Tsegay, 20, had just one half marathon under his belt before today, but gave a remarkable performance this afternoon. He was not only overcoming the strong wind and chilly temperatures, but the rough surface of the IAAF-certified Prague course which has long stretches of cobblestones and steel tram tracks. Running with his green singlet untucked, he stayed in the lead pack behind pacemakers Vincent Rono and Josphat Bett through 5K (13:59) and 8K (22:27). Running with him were last year’s champion and course record holder, Philemon Limo, and his Kenyan compatriot Henry Kiplagat.
That pace proved too hot for nearly everyone, but not Tsegay. With Bett, Kiplagat and Limo still with him through 10K (28:03), Tsegay many have gotten inspiration as he ran through a short tunnel under the Museum of Medieval Torture Instruments along the Vltava River. He surged before the 13K mark, then ripped off the next kilometer in 2:45. Kiplagat and Limo managed to stay with him and thought that Tsegay was still beatable.
“Before 15 kilometers it was still possible to win,” Limo said at the post-race press conference. “But after that it was not.”
Tsegay kept his foot on the gas, also running the 15th kilometer in 2:45, and going through that split alone in 41:46. Running in green adidas racing flats with no socks, he managed to stay under 2:50 per kilometer for the rest of the race, putting Kiplagat and Limo well behind him and earning €34,000 in prize money, course record and time bonuses. Kiplagat and Limo finished second and third in 1:00:01 and 1:00:03, respectively. Bett, the pacekmaker, stayed in the race to finish fourth in personal best 1:01:01.
Living in Addis Ababa and only running three years, Tsegay reminded reporters that his modest 13:51 5,000-meter personal best was set in Ethiopia’s thin air, and that his career was just beginning. He said that he hoped to make the Olympic team at 10,000m.
For Chepkirui, 23, today’s win was not unexpected. However, beating a veteran like defending champion Lydia Cheromei must still be considered an upset. The two women were still together at 15K, when Chepkirui decided it was time to go for the win.
“We were at 15 kilometers and I moved,” said Chepkirui who earned €24,000 in prize money, course record and time bonuses. “I wanted to get the new best time.”
Cheromei could not match the younger Chepkirui’s move, and conceded defeat. Nonetheless, the reigning Volkswagen Prague Marathon champion and course record holder said she was not disappointed with her 1:07:26 second place finish, a career best by seven seconds.
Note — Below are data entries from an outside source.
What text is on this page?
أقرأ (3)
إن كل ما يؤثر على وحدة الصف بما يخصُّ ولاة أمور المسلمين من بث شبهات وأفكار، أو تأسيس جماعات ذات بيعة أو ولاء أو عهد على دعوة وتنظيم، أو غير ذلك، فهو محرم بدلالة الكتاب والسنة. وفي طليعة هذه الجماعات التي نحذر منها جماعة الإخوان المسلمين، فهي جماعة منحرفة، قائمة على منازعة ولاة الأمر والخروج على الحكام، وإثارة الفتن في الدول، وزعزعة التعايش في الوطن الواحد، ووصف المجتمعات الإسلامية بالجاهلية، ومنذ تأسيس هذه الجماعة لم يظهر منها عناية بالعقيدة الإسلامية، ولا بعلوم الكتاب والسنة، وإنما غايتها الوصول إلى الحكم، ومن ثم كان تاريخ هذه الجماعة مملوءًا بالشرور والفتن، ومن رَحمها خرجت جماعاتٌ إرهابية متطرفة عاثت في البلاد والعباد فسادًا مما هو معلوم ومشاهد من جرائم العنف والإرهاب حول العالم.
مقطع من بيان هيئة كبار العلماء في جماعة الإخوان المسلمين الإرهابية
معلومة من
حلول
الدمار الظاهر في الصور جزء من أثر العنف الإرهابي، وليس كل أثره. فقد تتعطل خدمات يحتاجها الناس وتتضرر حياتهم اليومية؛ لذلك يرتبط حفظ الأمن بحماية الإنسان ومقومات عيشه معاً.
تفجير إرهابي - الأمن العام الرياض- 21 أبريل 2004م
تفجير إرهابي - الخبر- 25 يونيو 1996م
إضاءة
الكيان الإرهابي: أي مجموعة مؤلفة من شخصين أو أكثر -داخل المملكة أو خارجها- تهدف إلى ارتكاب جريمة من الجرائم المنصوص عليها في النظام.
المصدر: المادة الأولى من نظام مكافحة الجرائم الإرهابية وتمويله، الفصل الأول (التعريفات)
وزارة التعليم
“The race was OK,” said Cheromei who had served a two-year doping suspension for taking a fertility drug, Clomid, in 2005. “It was windy. I am happy to come second. I am not crying; I am glad she beat me.”
Kenyans also took the next two positions. Gladys Cherono ran 1:08:18 in third (a personal best), and Rose Chelimo clocked 1:11:35 in fourth. Ukraine’s Tetyana Shmyrko took fifth in 1:12:15.
Chepkirui, who ran the fastest 10-K on the road in the world last year (30:43), looked a little surprised about her victory, but was clearly pleased.
“Today the weather was so windy,” she said smiling. “I was not expecting the record. Maybe, I was expecting to run sixty-eight (minutes).”